As some of you might have imagined, I have finally attained net access at home. It’s ever so slightly embarrassing how relieving this actually is… I could feel it, palpably feel my disconnection from the net, from those whom I know online, and it was a little disconcerting. My schedule is such that it’s a little hard to call Canada, though I think tomorrow I shall try give my mother a shout.
But tonight, I did a little catching up, and as anyone paying attention to the other posts from tonight can see, it was Ritu’s LJ I decided to catch up. I shall simply have to weed the living heck out of my Bloglines subscriptions, because there are far, far too many of them for me to keep up with and still remain productive.

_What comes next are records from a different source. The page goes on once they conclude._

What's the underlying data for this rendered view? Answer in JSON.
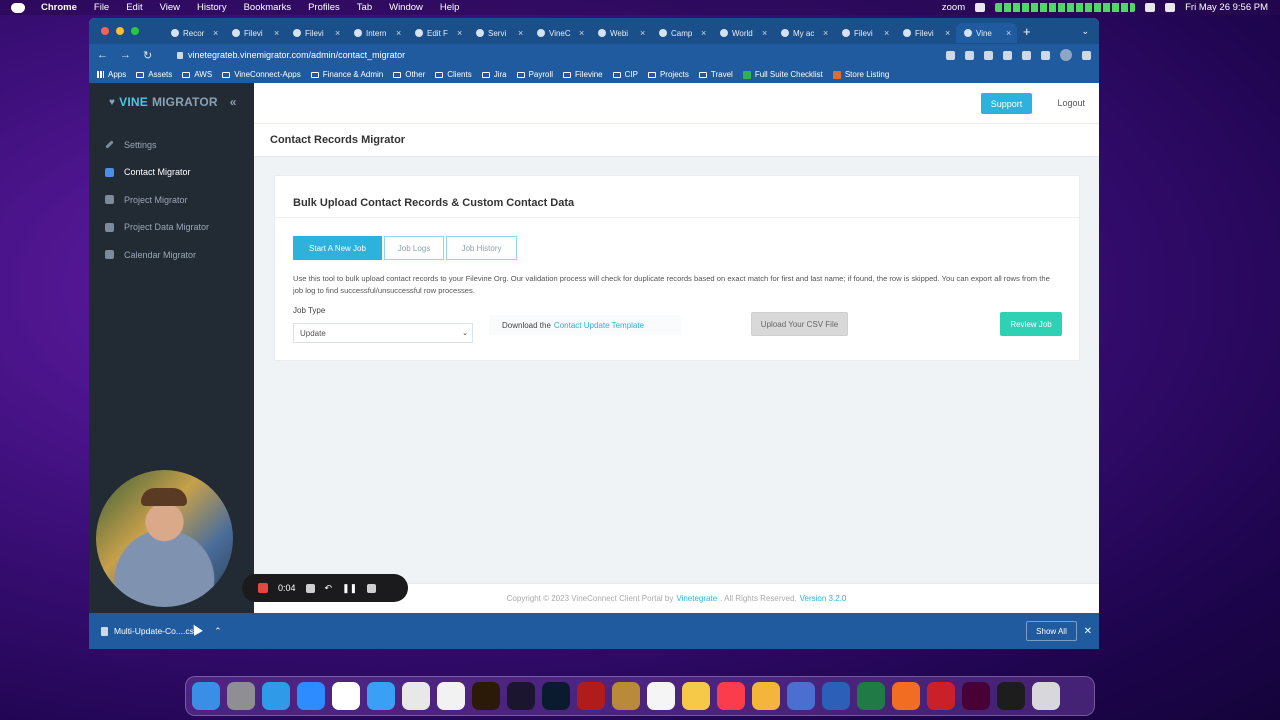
{
  "menubar": {
    "app": "Chrome",
    "items": [
      "File",
      "Edit",
      "View",
      "History",
      "Bookmarks",
      "Profiles",
      "Tab",
      "Window",
      "Help"
    ],
    "zoom": "zoom",
    "clock": "Fri May 26  9:56 PM"
  },
  "browser": {
    "tabs": [
      "Recor",
      "Filevi",
      "Filevi",
      "Intern",
      "Edit F",
      "Servi",
      "VineC",
      "Webi",
      "Camp",
      "World",
      "My ac",
      "Filevi",
      "Filevi",
      "Vine"
    ],
    "url": "vinetegrateb.vinemigrator.com/admin/contact_migrator",
    "bookmarks": [
      "Apps",
      "Assets",
      "AWS",
      "VineConnect-Apps",
      "Finance & Admin",
      "Other",
      "Clients",
      "Jira",
      "Payroll",
      "Filevine",
      "CIP",
      "Projects",
      "Travel",
      "Full Suite Checklist",
      "Store Listing"
    ]
  },
  "sidebar": {
    "logo_vine": "VINE",
    "logo_migrator": "MIGRATOR",
    "items": [
      {
        "label": "Settings"
      },
      {
        "label": "Contact Migrator"
      },
      {
        "label": "Project Migrator"
      },
      {
        "label": "Project Data Migrator"
      },
      {
        "label": "Calendar Migrator"
      }
    ]
  },
  "topbar": {
    "support": "Support",
    "logout": "Logout"
  },
  "page": {
    "title": "Contact Records Migrator",
    "card_title": "Bulk Upload Contact Records & Custom Contact Data",
    "tabs": [
      "Start A New Job",
      "Job Logs",
      "Job History"
    ],
    "description": "Use this tool to bulk upload contact records to your Filevine Org. Our validation process will check for duplicate records based on exact match for first and last name; if found, the row is skipped. You can export all rows from the job log to find successful/unsuccessful row processes.",
    "job_type_label": "Job Type",
    "job_type_value": "Update",
    "download_prefix": "Download the",
    "download_link": "Contact Update Template",
    "upload_button": "Upload Your CSV File",
    "review_button": "Review Job"
  },
  "footer": {
    "prefix": "Copyright © 2023 VineConnect Client Portal by",
    "company": "Vinetegrate",
    "suffix": ". All Rights Reserved.",
    "version": "Version 3.2.0"
  },
  "download_bar": {
    "file": "Multi-Update-Co....csv",
    "show_all": "Show All"
  },
  "recorder": {
    "time": "0:04"
  },
  "colors": {
    "accent": "#2bb3de",
    "review": "#2fd1b5",
    "sidebar": "#222a33",
    "chrome": "#1f5b9e"
  }
}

In other news, I am now somewhat seriously planning on launching podcasts of a few of my short stories, especially those that I’ll be revising for submission for publication. This should be interesting. But for this week, I’m too busy: I’m meeting with student reporters to help them revise their articles for the campus’ quarterly English Magazine, planning lessons for my four different courses (5 classes, but two of them are different sections of the same course), and trying to really finish up this whole business of “moving in”. My office is basically set up, with tea stuff and a bunch of my books and papers, but my apartment still has a way to go: there’s a weird smell under the sink that is coming from who-knows-where, which I must exorcise by the end of the week; there’s a desktop covered with all kinds of currently-unwearable clothing that needs to be stored away, and there are a few smallish boxes remaining to unpack. But happily, even most of my unpacking is done.

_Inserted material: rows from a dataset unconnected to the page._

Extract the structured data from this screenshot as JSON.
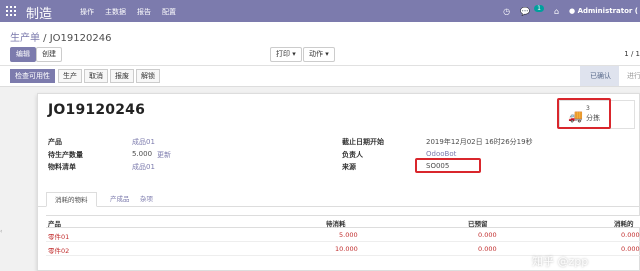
{
  "navbar": {
    "brand": "制造",
    "menu": [
      "操作",
      "主数据",
      "报告",
      "配置"
    ],
    "chat_badge": "1",
    "user": "Administrator (",
    "colors": {
      "bar": "#7c7bad",
      "badge": "#00a09d"
    }
  },
  "control": {
    "breadcrumb_parent": "生产单",
    "breadcrumb_sep": " / ",
    "breadcrumb_current": "JO19120246",
    "edit_label": "编辑",
    "create_label": "创建",
    "print_label": "打印 ▾",
    "action_label": "动作 ▾",
    "pager": "1 / 1"
  },
  "statusbar": {
    "check_label": "检查可用性",
    "produce_label": "生产",
    "cancel_label": "取消",
    "scrap_label": "报废",
    "unlock_label": "解锁",
    "stage_confirmed": "已确认",
    "stage_progress": "进行"
  },
  "form": {
    "title": "JO19120246",
    "smart_count": "3",
    "smart_label": "分拣",
    "fields": {
      "product_label": "产品",
      "product_value": "成品01",
      "qty_label": "待生产数量",
      "qty_value": "5.000",
      "qty_update": "更新",
      "bom_label": "物料清单",
      "bom_value": "成品01",
      "deadline_label": "截止日期开始",
      "deadline_value": "2019年12月02日 16时26分19秒",
      "responsible_label": "负责人",
      "responsible_value": "OdooBot",
      "source_label": "来源",
      "source_value": "SO005"
    },
    "tabs": [
      "消耗的物料",
      "产成品",
      "杂项"
    ],
    "table": {
      "headers": [
        "产品",
        "待消耗",
        "已预留",
        "消耗的"
      ],
      "rows": [
        {
          "product": "零件01",
          "to_consume": "5.000",
          "reserved": "0.000",
          "consumed": "0.000"
        },
        {
          "product": "零件02",
          "to_consume": "10.000",
          "reserved": "0.000",
          "consumed": "0.000"
        }
      ]
    }
  },
  "watermark": "知乎 @zpp"
}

So I guess I’m about to get back into a normal routine, which means long chunks of time spent in my office writing, and a decent sleep schedule. Which, of course, I have tonight failed to institute. It’s almost 1:30 am, and my next class is at 10:00am, but I’m not sleepy. Back in Montreal, I used to think attending evening classes made sleeping hard — and in Montreal, when I was in grad school, all of my classes were evening classes. But I must say, teaching regularly evenings, I’ve been wired at 10:00pm, and I shall just have to get used to that, since the evening-course program here is a big one.
On the plus side, students in most of my classes are relaxing, laughing, joking a little, and getting comfortable. Things I’ve noticed I need to rein in? Their understanding of English is mostly so good that I kind of rush explanations of homework, which is a big mistake. But otherwise, my excessive overplanning seems to be paying dividends.
Or perhaps I speak too soon; we’ll see how tomorrow’s classes go.